Certainly Plant, Costello and Black Dub are prestige acts—as are Paul Simon and Derek Trucks, both of whom are performing at Montreux this year. And, while it would be a stretch to call any of these acts jazz per se, digging a little beneath the surface reveals, at least, some tangential connections: Plant's roots in the blues are well-known; Costello has worked with jazz artists, including guitarist Bill Frisell on their Deep Dead Blue (Warner Bros., 1995) EP—even singing a Charles Mingus tune; Black Dub's drummer is Brian Blade, certainly no stranger to the jazz world; Paul Simon has collaborated with many jazzers on albums and on tour, including Steve Gadd and the late Michael Brecker; and, while Trucks fits more squarely in jam band space, he has been known to put his slide to work to the occasional jazz tune—his first album, The Derek Trucks Band (Landslide, 1997), released when he was just 17, containing not one, but two tunes by John Coltrane, and a cover of Miles Davis' "So What" to boot. The same, sadly, cannot be said of Deep Purple, Ricky Martin, Liza Minelli and Arcade Fire, all performing this year at Montreux.

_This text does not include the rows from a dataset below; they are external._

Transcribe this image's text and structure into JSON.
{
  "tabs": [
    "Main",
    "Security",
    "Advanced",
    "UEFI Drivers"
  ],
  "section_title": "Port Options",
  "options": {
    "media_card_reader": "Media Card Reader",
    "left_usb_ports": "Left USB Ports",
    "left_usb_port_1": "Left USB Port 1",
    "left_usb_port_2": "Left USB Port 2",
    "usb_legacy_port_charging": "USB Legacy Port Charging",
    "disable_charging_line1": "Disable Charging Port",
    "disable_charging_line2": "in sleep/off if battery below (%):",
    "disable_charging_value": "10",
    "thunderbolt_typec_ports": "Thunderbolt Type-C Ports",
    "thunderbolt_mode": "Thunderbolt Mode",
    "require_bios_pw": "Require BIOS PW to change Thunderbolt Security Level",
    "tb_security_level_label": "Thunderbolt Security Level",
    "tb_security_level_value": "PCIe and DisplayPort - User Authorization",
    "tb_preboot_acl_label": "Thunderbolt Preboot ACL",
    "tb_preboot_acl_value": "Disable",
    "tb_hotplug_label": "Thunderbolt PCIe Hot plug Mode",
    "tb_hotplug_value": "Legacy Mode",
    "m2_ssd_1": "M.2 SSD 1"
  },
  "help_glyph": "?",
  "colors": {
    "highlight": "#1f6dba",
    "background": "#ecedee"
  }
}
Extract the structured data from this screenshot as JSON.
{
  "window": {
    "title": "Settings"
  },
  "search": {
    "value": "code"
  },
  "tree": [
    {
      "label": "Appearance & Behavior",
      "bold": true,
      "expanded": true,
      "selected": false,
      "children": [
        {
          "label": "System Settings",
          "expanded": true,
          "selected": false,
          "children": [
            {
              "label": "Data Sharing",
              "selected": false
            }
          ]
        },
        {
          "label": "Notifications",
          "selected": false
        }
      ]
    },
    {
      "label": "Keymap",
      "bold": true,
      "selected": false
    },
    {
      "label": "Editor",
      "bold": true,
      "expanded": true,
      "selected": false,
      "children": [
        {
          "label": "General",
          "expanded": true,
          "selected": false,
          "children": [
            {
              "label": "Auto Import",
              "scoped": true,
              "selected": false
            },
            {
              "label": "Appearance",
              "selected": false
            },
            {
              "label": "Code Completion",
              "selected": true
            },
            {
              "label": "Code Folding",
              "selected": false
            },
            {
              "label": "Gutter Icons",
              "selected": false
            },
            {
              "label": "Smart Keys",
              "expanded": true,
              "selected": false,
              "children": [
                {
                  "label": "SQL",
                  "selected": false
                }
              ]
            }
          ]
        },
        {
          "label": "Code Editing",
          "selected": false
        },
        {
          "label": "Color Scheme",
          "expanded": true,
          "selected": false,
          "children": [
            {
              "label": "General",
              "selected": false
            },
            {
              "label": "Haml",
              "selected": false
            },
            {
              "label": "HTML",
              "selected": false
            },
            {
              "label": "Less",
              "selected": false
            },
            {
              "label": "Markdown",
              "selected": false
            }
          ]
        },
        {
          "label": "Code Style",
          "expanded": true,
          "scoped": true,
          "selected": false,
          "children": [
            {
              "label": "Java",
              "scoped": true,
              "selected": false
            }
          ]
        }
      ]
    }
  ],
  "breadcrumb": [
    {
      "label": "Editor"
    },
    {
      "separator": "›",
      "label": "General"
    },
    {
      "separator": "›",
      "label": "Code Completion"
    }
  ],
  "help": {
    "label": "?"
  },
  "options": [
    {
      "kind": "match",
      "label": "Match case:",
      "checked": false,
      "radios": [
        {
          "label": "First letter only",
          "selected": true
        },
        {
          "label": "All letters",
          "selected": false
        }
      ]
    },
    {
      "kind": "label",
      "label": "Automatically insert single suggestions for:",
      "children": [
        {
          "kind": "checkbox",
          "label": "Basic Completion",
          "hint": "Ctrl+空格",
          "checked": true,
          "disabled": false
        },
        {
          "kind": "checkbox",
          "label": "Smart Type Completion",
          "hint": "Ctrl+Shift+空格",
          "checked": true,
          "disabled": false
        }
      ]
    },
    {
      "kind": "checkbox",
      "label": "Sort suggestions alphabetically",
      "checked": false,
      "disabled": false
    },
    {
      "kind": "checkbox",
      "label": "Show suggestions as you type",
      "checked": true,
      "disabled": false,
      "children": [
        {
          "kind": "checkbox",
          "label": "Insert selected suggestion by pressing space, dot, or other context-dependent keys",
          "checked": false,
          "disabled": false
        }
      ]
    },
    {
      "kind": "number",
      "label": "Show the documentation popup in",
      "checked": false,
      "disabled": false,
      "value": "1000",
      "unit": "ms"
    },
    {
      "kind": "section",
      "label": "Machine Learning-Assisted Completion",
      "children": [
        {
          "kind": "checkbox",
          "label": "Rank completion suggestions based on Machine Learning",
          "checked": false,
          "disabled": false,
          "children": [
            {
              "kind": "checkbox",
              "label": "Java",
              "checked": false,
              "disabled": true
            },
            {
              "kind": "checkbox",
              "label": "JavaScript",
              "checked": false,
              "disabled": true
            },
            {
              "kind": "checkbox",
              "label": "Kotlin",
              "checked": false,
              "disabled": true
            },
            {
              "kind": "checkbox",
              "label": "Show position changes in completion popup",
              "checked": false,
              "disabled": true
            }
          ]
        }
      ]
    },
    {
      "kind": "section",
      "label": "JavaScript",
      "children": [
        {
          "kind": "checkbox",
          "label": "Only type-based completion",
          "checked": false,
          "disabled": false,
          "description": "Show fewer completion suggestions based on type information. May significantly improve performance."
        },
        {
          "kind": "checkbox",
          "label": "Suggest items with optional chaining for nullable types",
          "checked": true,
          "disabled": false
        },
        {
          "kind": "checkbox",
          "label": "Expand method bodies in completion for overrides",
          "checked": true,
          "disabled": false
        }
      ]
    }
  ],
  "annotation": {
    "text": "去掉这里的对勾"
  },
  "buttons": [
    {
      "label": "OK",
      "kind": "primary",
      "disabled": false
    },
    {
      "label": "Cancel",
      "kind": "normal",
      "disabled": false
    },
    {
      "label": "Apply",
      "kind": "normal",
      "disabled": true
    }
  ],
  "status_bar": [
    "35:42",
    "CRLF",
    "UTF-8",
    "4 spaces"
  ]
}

It's also of no small importance that if these larger scale shows bring in the crowds that festivals hope, they will absolutely help to fund jazz acts performing in smaller venues—and to more realistically sized audiences—such as Atomic, Christian McBride, Vijay Iyer and Kenny Wheeler / Myra Melford in Ottawa; and Ahmad Jamal, Anat Cohen and Terence Blanchard in New Orleans. Montreux is a little different in that, for the most part, it operates in only two large venues, which brings its programming into more question, as it doesn't really have any small venues for lesser-known jazz artists. And that means its decision to book acts, in previous years, like Motorhead and Alice Cooper far more questionable. Whether or not Montreux is, in truth, a jazz festival may be a good question, but how about New Orleans and Ottawa?

One good yardstick to decide whether or not a jazz festival is a jazz festival is the answer to a single question: can you attend the festival for its entire run, ignore the non-jazz programming, and still be immersed in a broad cross-section of jazz each and every day... even facing difficult choices about what you decide to see? In the case of Montreux, the question is, sadly, a resounding no.

But if you're already attending the New Orleans festival, or are making plans for Ottawa, the answer is an absolute and unequivocal yes. Sure, those who only think of OIJF for its main stage in Confederation Park will bemoan the dearth of previous year mainstreamers like Dave Brubeck, Latin artist like Paquito D'Rivera, or specialty projects like Jimmy Cobb's Kind of Blue tribute band. But move into one of the festival's two indoor venues, the tented OLG stage, or the new Canal Stage for the early evening Great Canadian Jazz series, and you've 11 days and 83 acts that are undeniably well within the jazz sphere. New Orleans' programming is almost exponentially larger, with 12 stages, and shows beginning in the late morning, and running through to the early evening. Is it really so offensive to go to a jazz festival that is programming some peripherally related—or even totally unrelated—acts, when you've got so much "real" jazz from which to choose?

Here's the reality check. There are really only two choices for most jazz festivals around the world: insist that festivals retain their absolute purity, and watch them run themselves into the ground in short order; or accept that a broader purview is necessary, in order to exist, as long as that purview isn't at the expense of a primary jazz focus. Me? I'll be first in line for Robert Plant and Black Dub, but I'll also be lining up for Atomic, The Thing, Joshua Redman and Brad Mehldau, Kurt Elling and Jonas Kullhammar. And I'll be all the richer for it. Jazz, after all, has always been about inclusion and cross-pollination, rather than exclusion and a glass box mentality, hasn't it?